Some rather frisky fellows have taken a stroll down one of our nearby streets and bent all the street signs as they've passed. I counted half a dozen today where the signs are pointing at the ground rather than up the street in question.



"So what?", you say. "What's a few bent street signs?"



Someone from Council will have to come out and fix them up, that's why. Signs are there for a reason - to provide directions. When they are no longer able to perform that function because they are damaged or worn, then they have to be fixed or replaced and returned to a state where someone unfamiliar with the area can use them as intended.



What will it cost though to send someone out to fix them?

Well, it's probable that it will not be one person, but two. Someone to climb the ladder and someone to hold it. Plus you have the cost of providing a vehicle (such as a Falcon Ute), a ladder, tools, mobile phones and so on. Then you have the back office costs of supplying a supervisor to allocate and control the work, a depot to work from, offices in the depot for the supervisors and tool storage and so on.

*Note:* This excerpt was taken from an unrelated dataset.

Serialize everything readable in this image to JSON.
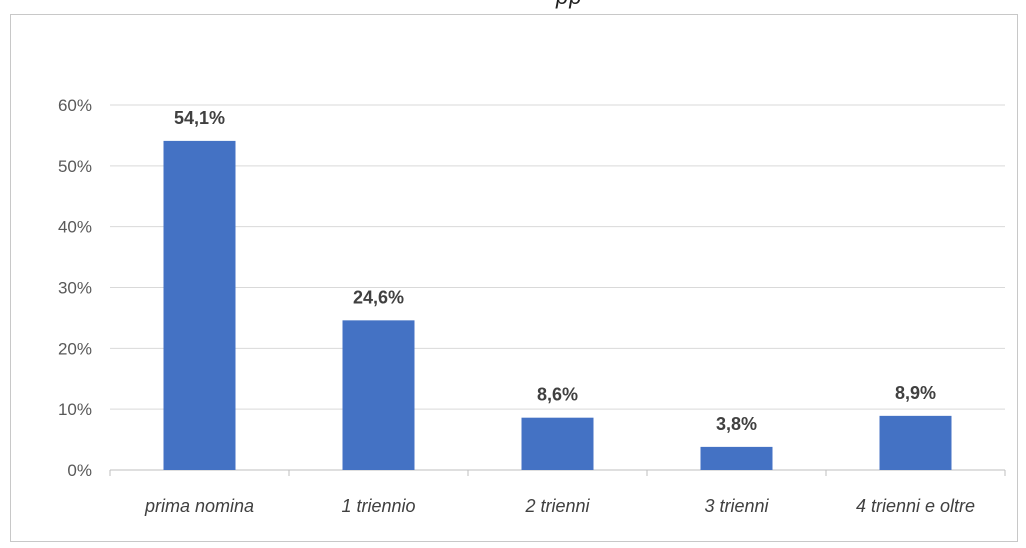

I'm thinking sending a crew out to fix a bent sign will cost at least $250 if it has to be replaced. They might do one trip, determine that the sign is beyond repair, return to the depot, order a new one, then revisit to fit the replacement sign. That's an hour of travel time all up, another half hour or more on site to remove the old sign and put the new one up, plus all the on-costs of superannuation etc etc.

Once again, you say, "So what, the Council has plenty of money."

No, the Council does not have plenty of money. The only way for the Council to get plenty of money is for it to take more money from you and me. Or just me, if you are the type of unproductive person that enjoys breaking public property. If you think $250 is not a lot of money, then you are making a lot more money than me. Prove to me that it is not a lot of money - pay the full cost of replacing all those bent signs. In cash. Out of your own pocket.

Oh, so suddenly that's a lot of money, is it?

If there is one thing worse than people referring to a problem as being someone else's, it's spending someone else's money. Government money always seems to be free, and there appears to be plenty of it. It is not somebody else's money - it is our money, and I wish people would remember that. When public property is damaged, it is our property that is damaged. We, the public, paid for it, and we, the public, have to pay to put it right.